How to pickle and unpickle to portable string in P

2020-05-25 08:32发布

问题:

I need to pickle a Python3 object to a string which I want to unpickle from an environmental variable in a Travis CI build. The problem is that I can't seem to find a way to pickle to a portable string (unicode) in Python3:

import os, pickle    

from my_module import MyPickleableClass


obj = {'cls': MyPickleableClass, 'other_stuf': '(...)'}

pickled = pickle.dumps(obj)

# raises TypeError: str expected, not bytes
os.environ['pickled'] = pickled

# raises UnicodeDecodeError: 'utf-8' codec can't decode byte 0xbb (...)
os.environ['pickled'] = pickled.decode('utf-8')

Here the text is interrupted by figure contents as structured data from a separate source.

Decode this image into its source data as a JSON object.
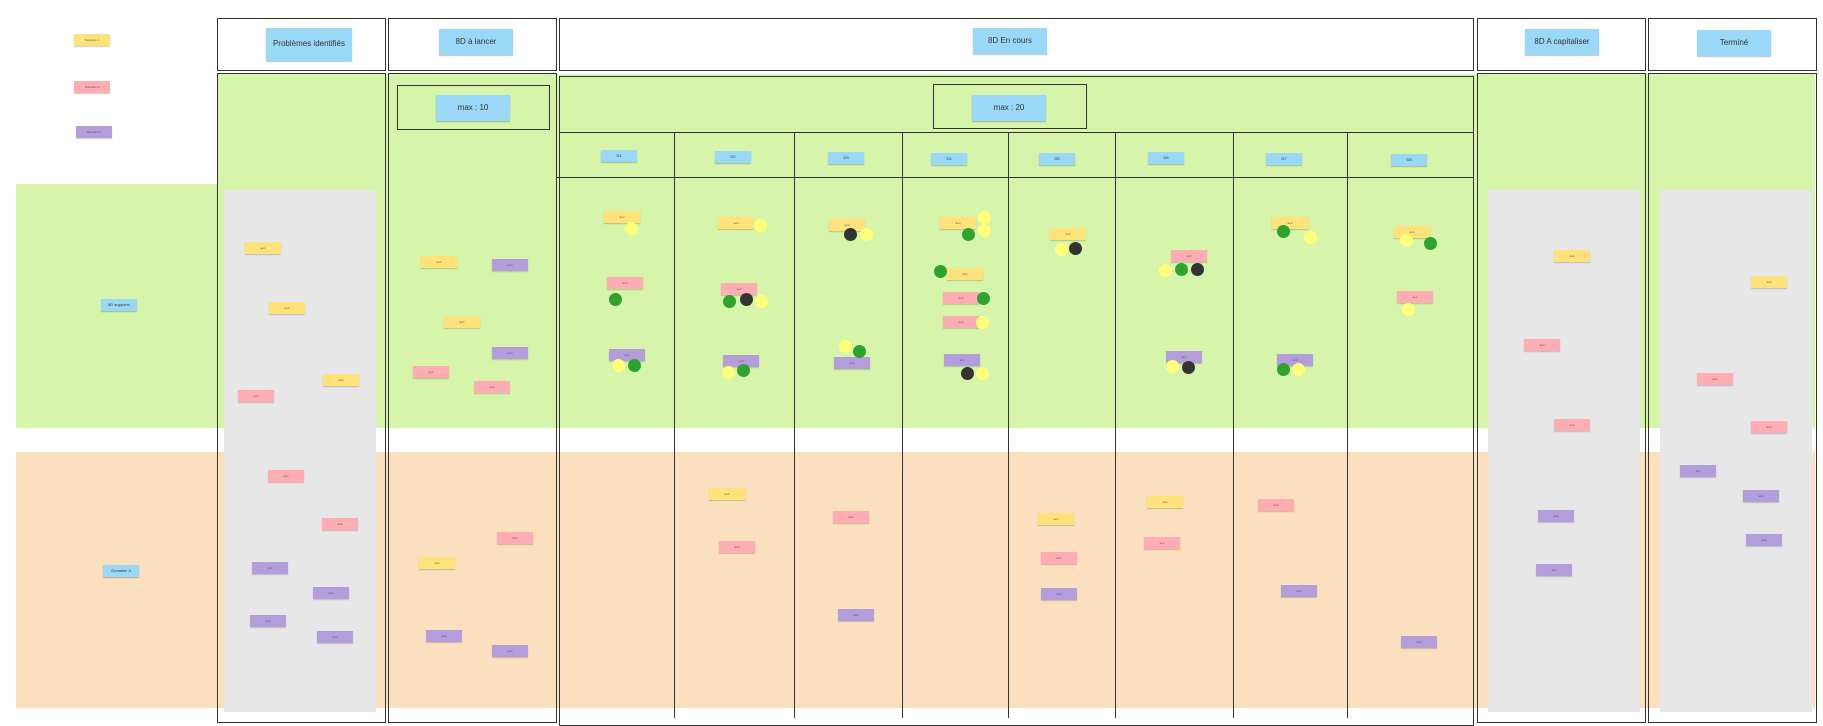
{
  "legend": [
    "Domaine 1",
    "Domaine 2",
    "Domaine 3"
  ],
  "swimlanes": {
    "lane1": "8D supports",
    "lane2": "Domaine 4"
  },
  "columns": {
    "problems": "Problèmes identifiés",
    "to_launch": "8D à lancer",
    "in_progress": "8D En cours",
    "capitalize": "8D A capitaliser",
    "done": "Terminé"
  },
  "wip": {
    "to_launch": "max : 10",
    "in_progress": "max : 20"
  },
  "steps": [
    "D1",
    "D2",
    "D3",
    "D4",
    "D5",
    "D6",
    "D7",
    "D8"
  ],
  "note_text": {
    "y": "text",
    "p": "text",
    "v": "text"
  },
  "colors": {
    "lane_green": "#d6f5aa",
    "lane_orange": "#fae0bf",
    "header_blue": "#99d8f7",
    "note_yellow": "#ffe27a",
    "note_pink": "#ffadb2",
    "note_purple": "#b39ddb",
    "dot_yellow": "#ffff7a",
    "dot_green": "#2ea32e",
    "dot_black": "#333333"
  }
}
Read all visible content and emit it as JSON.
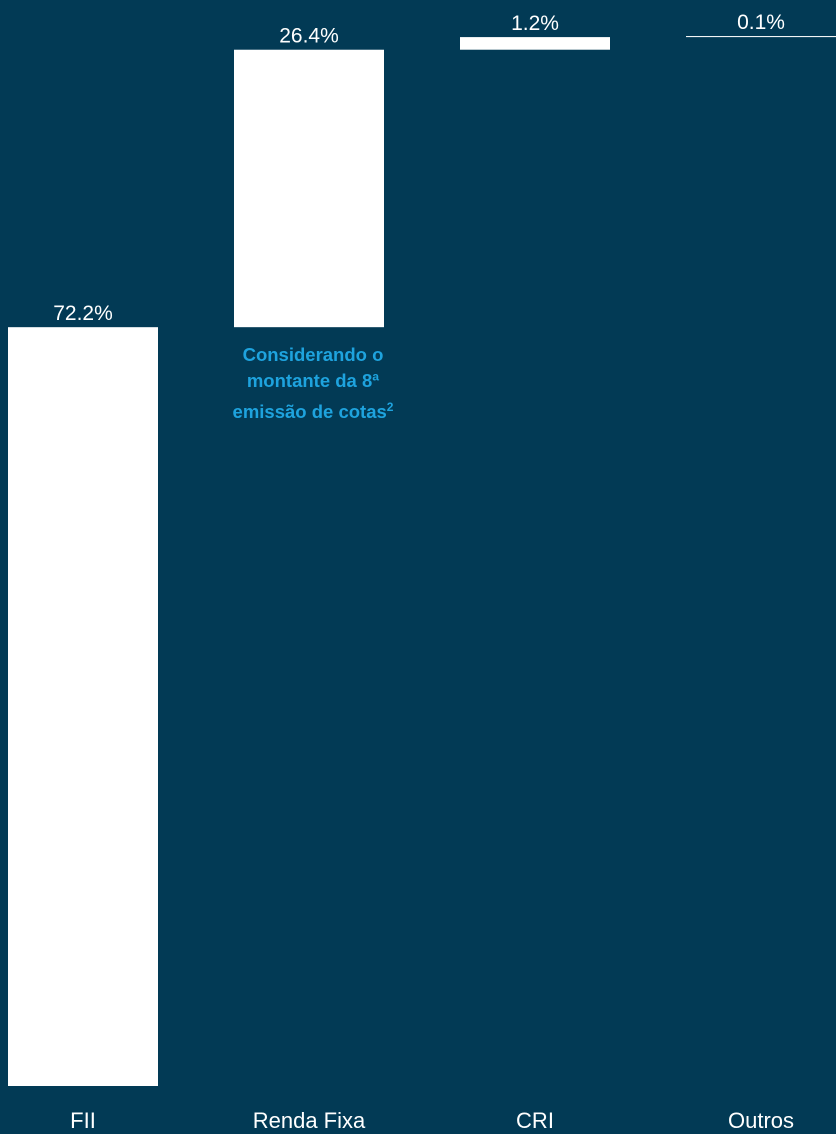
{
  "chart_data": {
    "type": "waterfall",
    "title": "",
    "xlabel": "",
    "ylabel": "",
    "categories": [
      "FII",
      "Renda Fixa",
      "CRI",
      "Outros"
    ],
    "values": [
      72.2,
      26.4,
      1.2,
      0.1
    ],
    "value_labels": [
      "72.2%",
      "26.4%",
      "1.2%",
      "0.1%"
    ],
    "unit": "%",
    "ylim": [
      0,
      100
    ],
    "grid": false,
    "legend": "none"
  },
  "colors": {
    "background": "#023a55",
    "bar": "#ffffff",
    "annotation": "#1ea3de"
  },
  "annotation": {
    "line1": "Considerando o",
    "line2": "montante da 8ª",
    "line3": "emissão de cotas",
    "superscript": "2"
  }
}
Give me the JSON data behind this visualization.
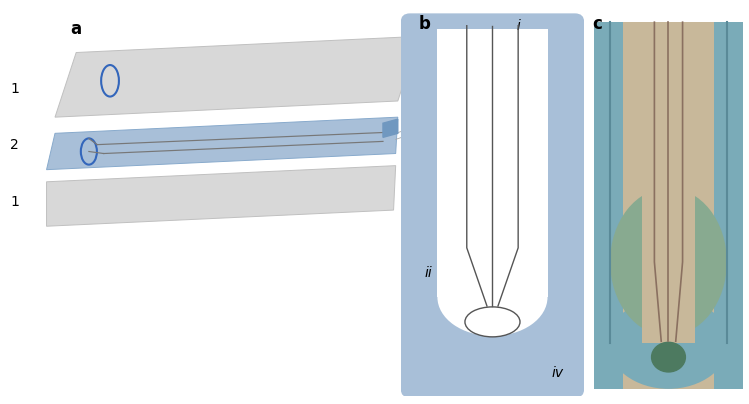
{
  "fig_width": 7.49,
  "fig_height": 4.04,
  "bg_color": "#ffffff",
  "label_a": "a",
  "label_b": "b",
  "label_c": "c",
  "gray": "#d8d8d8",
  "blue_fill": "#a8bfd8",
  "blue_dark": "#7098c0",
  "white_fill": "#ffffff",
  "green_fill": "#88aa90",
  "green_light": "#9abda5",
  "tan_fill": "#c8b89a",
  "teal_fill": "#7aabb8",
  "dark_green": "#4d7a60",
  "ellipse_color": "#3366bb",
  "line_color": "#666666",
  "label_1": "1",
  "label_2": "2"
}
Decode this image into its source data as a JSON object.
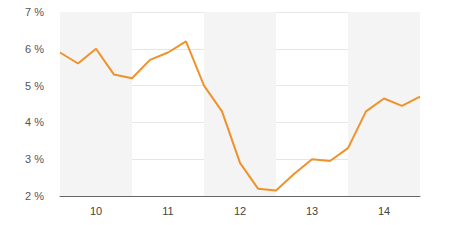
{
  "chart_data": {
    "type": "line",
    "categories": [
      null,
      null,
      "10",
      null,
      null,
      null,
      "11",
      null,
      null,
      null,
      "12",
      null,
      null,
      null,
      "13",
      null,
      null,
      null,
      "14",
      null,
      null
    ],
    "values": [
      5.9,
      5.6,
      6.0,
      5.3,
      5.2,
      5.7,
      5.9,
      6.2,
      5.0,
      4.3,
      2.9,
      2.2,
      2.15,
      2.6,
      3.0,
      2.95,
      3.3,
      4.3,
      4.65,
      4.45,
      4.7
    ],
    "color": "#f0922b",
    "ylim": [
      2,
      7
    ],
    "yticks": [
      {
        "value": 2,
        "label": "2 %"
      },
      {
        "value": 3,
        "label": "3 %"
      },
      {
        "value": 4,
        "label": "4 %"
      },
      {
        "value": 5,
        "label": "5 %"
      },
      {
        "value": 6,
        "label": "6 %"
      },
      {
        "value": 7,
        "label": "7 %"
      }
    ],
    "grid": true
  }
}
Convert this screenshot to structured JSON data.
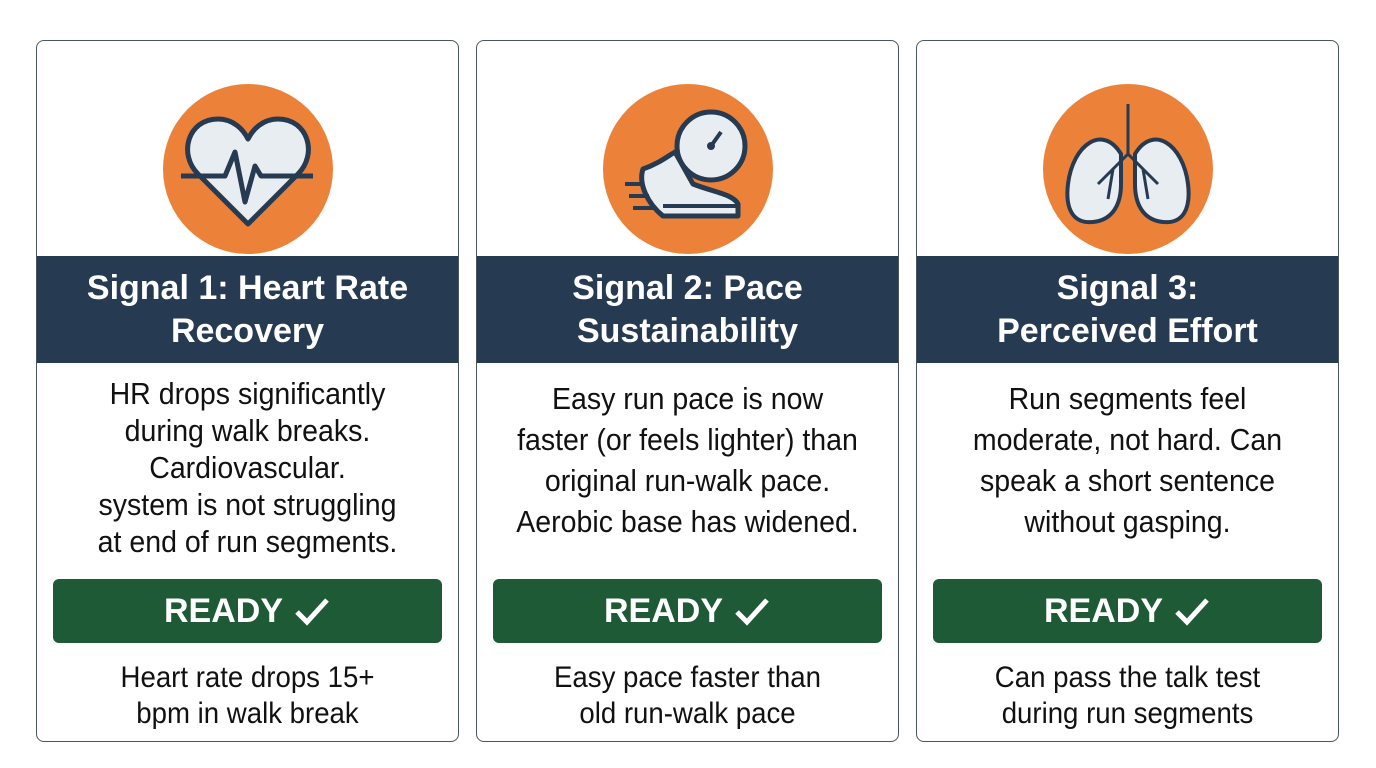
{
  "colors": {
    "accent": "#ec823a",
    "header": "#263a52",
    "ready": "#1d5a35"
  },
  "cards": [
    {
      "icon": "heart-pulse-icon",
      "title_lines": [
        "Signal 1: Heart Rate",
        "Recovery"
      ],
      "body_lines": [
        "HR drops significantly",
        "during walk breaks.",
        "Cardiovascular.",
        "system is not struggling",
        "at end of run segments."
      ],
      "status": "READY",
      "footer_lines": [
        "Heart rate drops 15+",
        "bpm in walk break"
      ]
    },
    {
      "icon": "running-shoe-stopwatch-icon",
      "title_lines": [
        "Signal 2: Pace",
        "Sustainability"
      ],
      "body_lines": [
        "Easy run pace is now",
        "faster (or feels lighter) than",
        "original run-walk pace.",
        "Aerobic base has widened."
      ],
      "status": "READY",
      "footer_lines": [
        "Easy pace faster than",
        "old run-walk pace"
      ]
    },
    {
      "icon": "lungs-icon",
      "title_lines": [
        "Signal 3:",
        "Perceived Effort"
      ],
      "body_lines": [
        "Run segments feel",
        "moderate, not hard. Can",
        "speak a short sentence",
        "without gasping."
      ],
      "status": "READY",
      "footer_lines": [
        "Can pass the talk test",
        "during run segments"
      ]
    }
  ]
}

pickle.loads(os.environ['pickled'])

Is there a way to serialize complex objects like datetime.datetime to unicode or to some other string representation in Python3 which I can transfer to a different machine and deserialize?

Update

I have tested the solutions suggested by @kindall, but the pickle.dumps(obj, 0).decode() raises a UnicodeDecodeError. Nevertheless the base64 approach works but it needed an extra decode/encode step. The solution works on both Python2.x and Python3.x.

# encode returns bytes so it needs to be decoded to string
pickled = pickle.loads(codecs.decode(pickled.encode(), 'base64')).decode()

type(pickled)  # <class 'str'>

unpickled = pickle.loads(codecs.decode(pickled.encode(), 'base64'))

回答1:

pickle.dumps() produces a bytes object. Expecting these arbitrary bytes to be valid UTF-8 text (the assumption you are making by trying to decode it to a string from UTF-8) is pretty optimistic. It'd be a coincidence if it worked!

One solution is to use the older pickling protocol that uses entirely ASCII characters. This still comes out as bytes, but since it is ASCII-only it can be decoded to a string without stress:

pickled = pickled.dumps(obj, 0).decode()

You could also use some other encoding method to encode a binary-pickled object to text, such as base64:

import codecs
pickled = codecs.encode(pickle.dumps(obj), "base64").decode()

Decoding would then be:

unpickled = pickle.loads(codecs.decode(pickled.encode(), "base64"))

Using pickle with protocol 0 seems to result in shorter strings than base64-encoding binary pickles (and abarnert's suggestion of hex-encoding is going to be even larger than base64), but I haven't tested it rigorously or anything. Test it with your data and see.



回答2:

If you want to store bytes in the environment, instead of encoded text, that's what environb is for.

This doesn't work on Windows. (As the docs imply, you should check os.supports_bytes_environ if you're on 3.2+ instead of just assuming that Unix does and Windows doesn't…) So for that, you'll need to smuggle the bytes into something that can be encoded no matter what your system encoding is, e.g., using backslash-escape, or even hex. So, for example:

if os.supports_bytes_environ:
    environb['pickled'] = pickled
else:
    environ['pickled'] = codecs.encode(pickled, 'hex')


回答3:

I think the simplest answer, especially if you don't care about Windows, is to just store the bytes in the environment, as suggested in my other answer.

But if you want something clean and debuggable, you might be happier using something designed as a text-based format.

pickle does have a "plain text" protocol 0, as explained in kindall's answer. It's certainly more readable than protocol 3 or 4, but it's still not something I'd actually want to read.

JSON is much nicer, but it can't handle datetime out of the box. You can come up with your own encoding (the stdlib's json module is extensible) for the handful of types you need to encode, or use something like jsonpickle. It's generally safer, more efficient, and more readable to come up with custom encodings for each type you care about than a general "pack arbitrary types in a turing-complete protocol" scheme like pickle or jsonpickle, but of course it's also more work, especially if you have a lot of extra types.

JSON Schema lets you define languages in JSON, similar to what you'd do in XML. It comes with a built-in date-time String format, and the jsonschema library for Python knows how to use it.

YAML has a standard extension repository that includes many types JSON doesn't, including a timestamp. Most of the zillion 'yaml' modules for Python already know how to encode datetime objects to and from this type. If you need additional types beyond what YAML includes, it was designed to be extensible declaratively. And there are libraries that do the equivalent of jsonpickle, defining new types on the fly, if you really need that.

And finally, you can always write an XML language.